C++: Semantics of [x] for dereferencing: C-style vs pointer array

Question

I know that a c style array is stored as a contiguous block of memory. That is why the following code:

int main (int argc, char *argv[]) {
    int arr[3][3];
    *(*arr + 5) = 5;
    std::cout << arr[1][2] << std::endl;
    return 0;
}

prints 5. I assume that for c style arrays *(*arr + 5) = 5; is roughly equals to the code which the compiler produces for arr[1][2] = 5; isn't it? (Q1)

If so, then the semantics of arr[1][2] (i.e. shifting on one block of memory) is totally different from doing the same on a multidimensional pointer array where every level of nesting results in a pointer being dereferenced. Is that right? (Q2)

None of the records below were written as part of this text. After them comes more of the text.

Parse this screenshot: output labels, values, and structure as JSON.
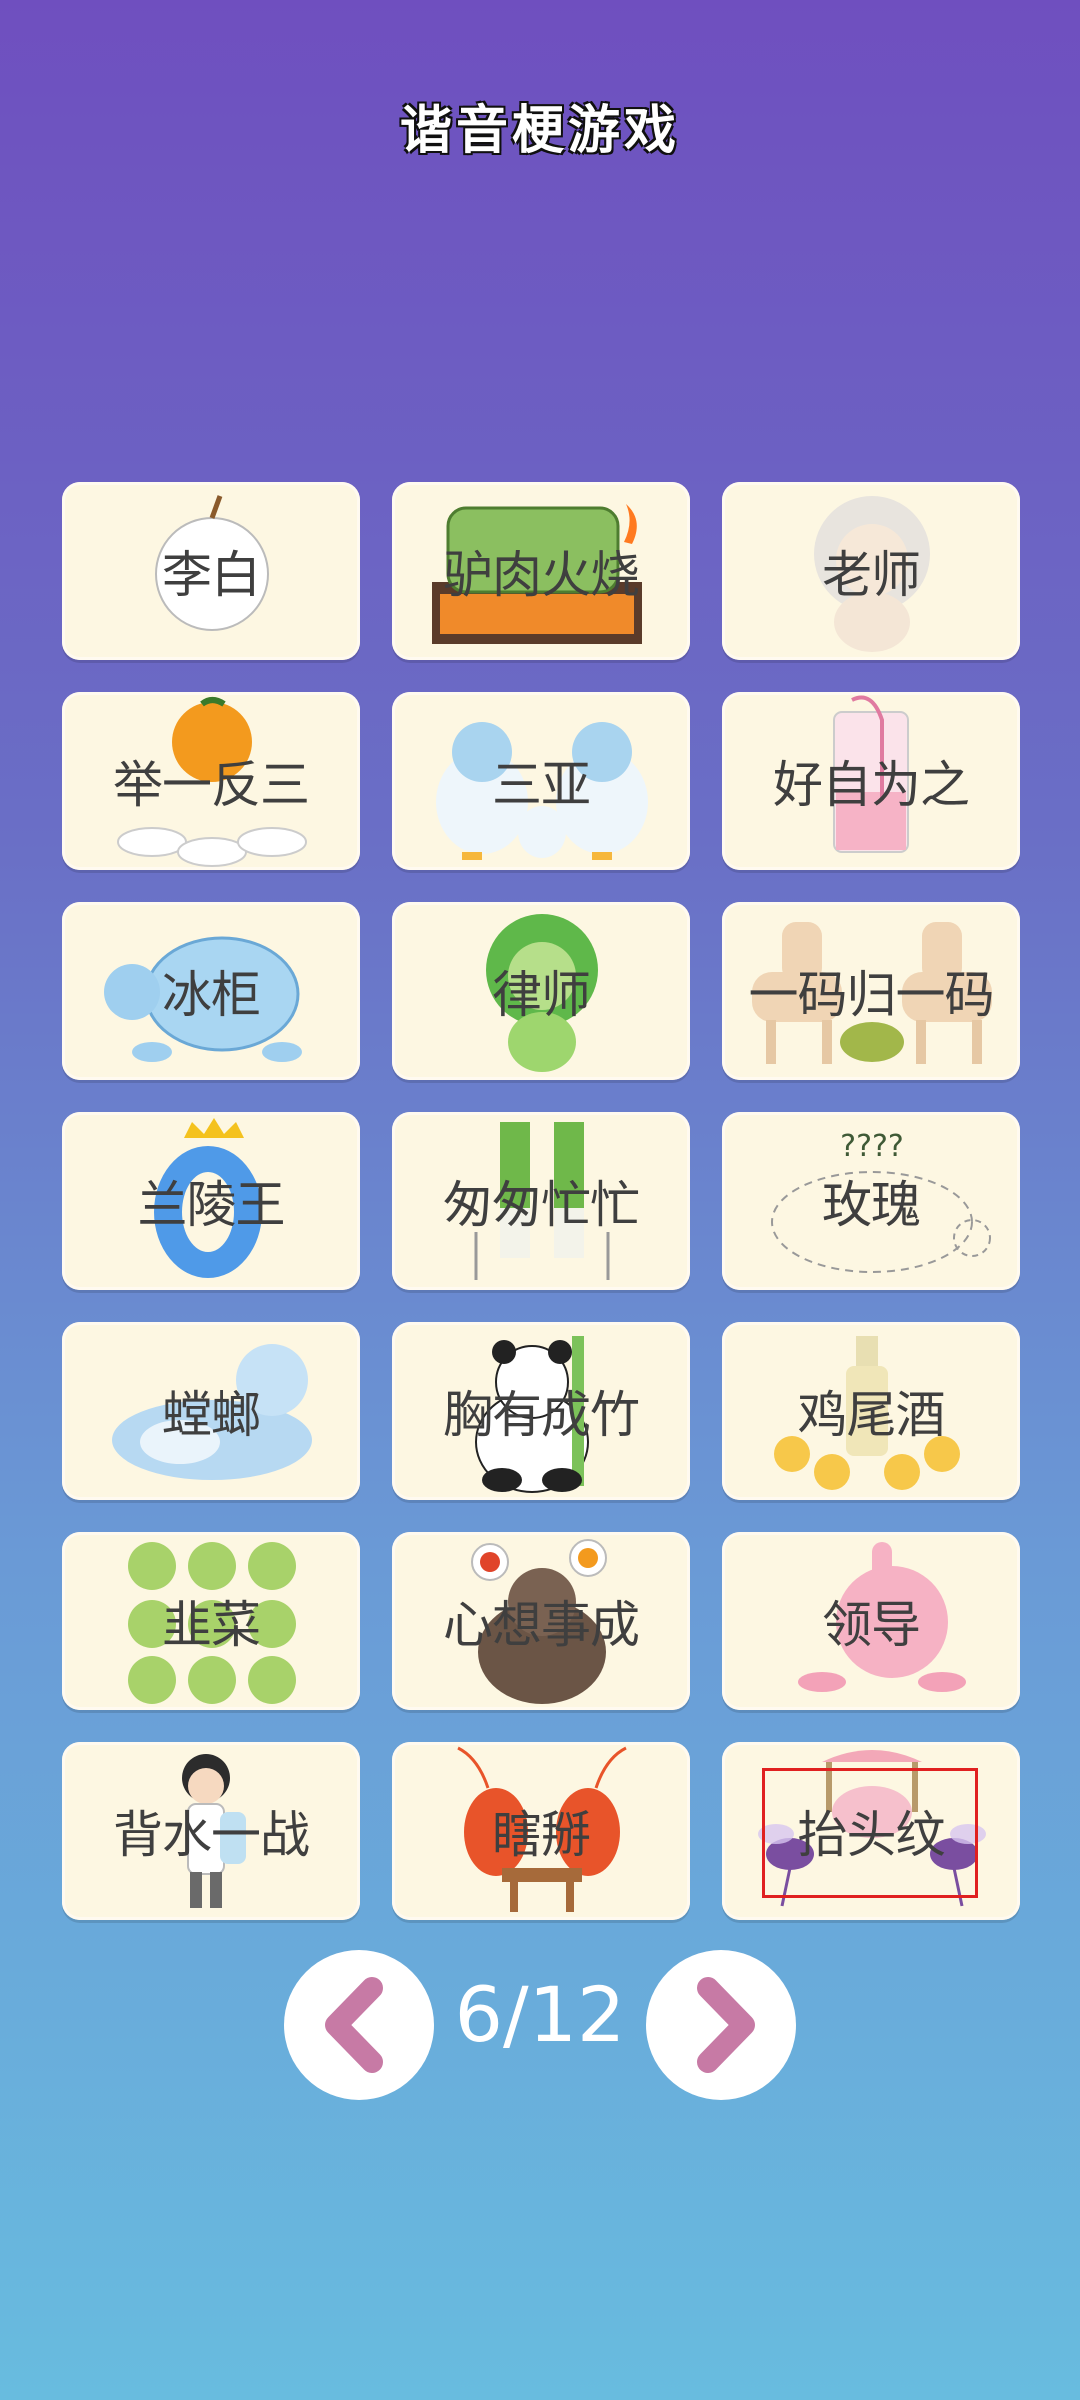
{
  "header": {
    "title": "谐音梗游戏"
  },
  "cards": [
    {
      "label": "李白",
      "art": "white-pear"
    },
    {
      "label": "驴肉火烧",
      "art": "grilled-green-meat"
    },
    {
      "label": "老师",
      "art": "old-lion"
    },
    {
      "label": "举一反三",
      "art": "orange-on-bowls"
    },
    {
      "label": "三亚",
      "art": "three-ducks"
    },
    {
      "label": "好自为之",
      "art": "glass-with-straw"
    },
    {
      "label": "冰柜",
      "art": "ice-turtle"
    },
    {
      "label": "律师",
      "art": "green-lion"
    },
    {
      "label": "一码归一码",
      "art": "horses-and-turtle"
    },
    {
      "label": "兰陵王",
      "art": "blue-zero-crown"
    },
    {
      "label": "匆匆忙忙",
      "art": "scallion-characters"
    },
    {
      "label": "玫瑰",
      "art": "dashed-turtle-question",
      "extra": "????"
    },
    {
      "label": "螳螂",
      "art": "lying-blue-wolf"
    },
    {
      "label": "胸有成竹",
      "art": "panda-bamboo"
    },
    {
      "label": "鸡尾酒",
      "art": "chicks-and-bottle"
    },
    {
      "label": "韭菜",
      "art": "nine-cabbages"
    },
    {
      "label": "心想事成",
      "art": "gorilla-orange-tomato"
    },
    {
      "label": "领导",
      "art": "pink-balloon-falling"
    },
    {
      "label": "背水一战",
      "art": "boy-water-bottle"
    },
    {
      "label": "瞎掰",
      "art": "shrimp-at-table"
    },
    {
      "label": "抬头纹",
      "art": "mosquitoes-carry-pig",
      "selected": true
    }
  ],
  "pagination": {
    "current": "6",
    "total": "12",
    "indicator": "6/12",
    "prev_icon": "chevron-left-icon",
    "next_icon": "chevron-right-icon"
  },
  "colors": {
    "chevron": "#c77aa5",
    "card_bg": "#fdf7e2",
    "selection_border": "#e02020"
  }
}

Is there any situation where I need to pay attention to that myself? I.e. where the compiler does not know himself what kind of array he is dealing with? (Q3)

(Qx marks my questions)

Thank you in advance and Regards

Don't missunderstood me, your questions are interesting, but please avoid multiquestion posts and do one question per post. — Manu343726, Dec 22 '13 at 12:28
I'm pretty sure it's technically undefined behaviour to do that, even if no compiler today will do anything bad. — chris, Dec 22 '13 at 12:29
For question 2, I think this could be interesting for you: http://stackoverflow.com/questions/2895433/casting-char-to-char-causes-segfault — Manu343726, Dec 22 '13 at 12:30
In general, see http://stackoverflow.com/questions/4810664/how-do-i-use-arrays-in-c/ — Matteo Italia, Dec 22 '13 at 12:47

Joseph Mansfield · Accepted Answer · 2013-12-22T12:54:04.063

On one hand, you're talking about a two dimensional array, which you can imagine looks something like this in memory:

 0,0 0,1 0,2 1,0 1,1 1,2 2,0 2,1 2,2
┌───┬───┬───┬───┬───┬───┬───┬───┬───┐
│int│int│int│int│int│int│int│int│int│
└───┴───┴───┴───┴───┴───┴───┴───┴───┘

On the other hand, when you have an array of pointers to arrays, it looks like this:

┌────┬────┬────┐
│int*│int*│int*┿━━━━━━━━━━━━━━┓
└─╂──┴─╂──┴────┘              ┃
  ┃    ┗━━━━━━━━┓             ┃
  ▼             ▼             ▼
┌───┬───┬───┐ ┌───┬───┬───┐ ┌───┬───┬───┐
│int│int│int│ │int│int│int│ │int│int│int│
└───┴───┴───┘ └───┴───┴───┘ └───┴───┴───┘ 
 0,0 0,1 0,2   1,0 1,1 1,2   2,0 2,1 2,2

Both of these can be indexed using the same [i][j] syntax. The [] operator is defined as x[i] being equivalent to *((x) + (i)). If we index x[1][1], we have *((*((x) + (1)) + (1)).

In the first case above, first the array name x undergoes array-to-pointer conversion to get a pointer to its first element (which is itself an array, so we have a int (*)[3]), then we add 1 to it to move along to the next subarray and dereference it. This subarray then also undergoes array-to-pointer conversion to get a pointer to its first element, which we add 1 to again and dereference. So what we end up with the end is the 2nd element in the 2nd subarray.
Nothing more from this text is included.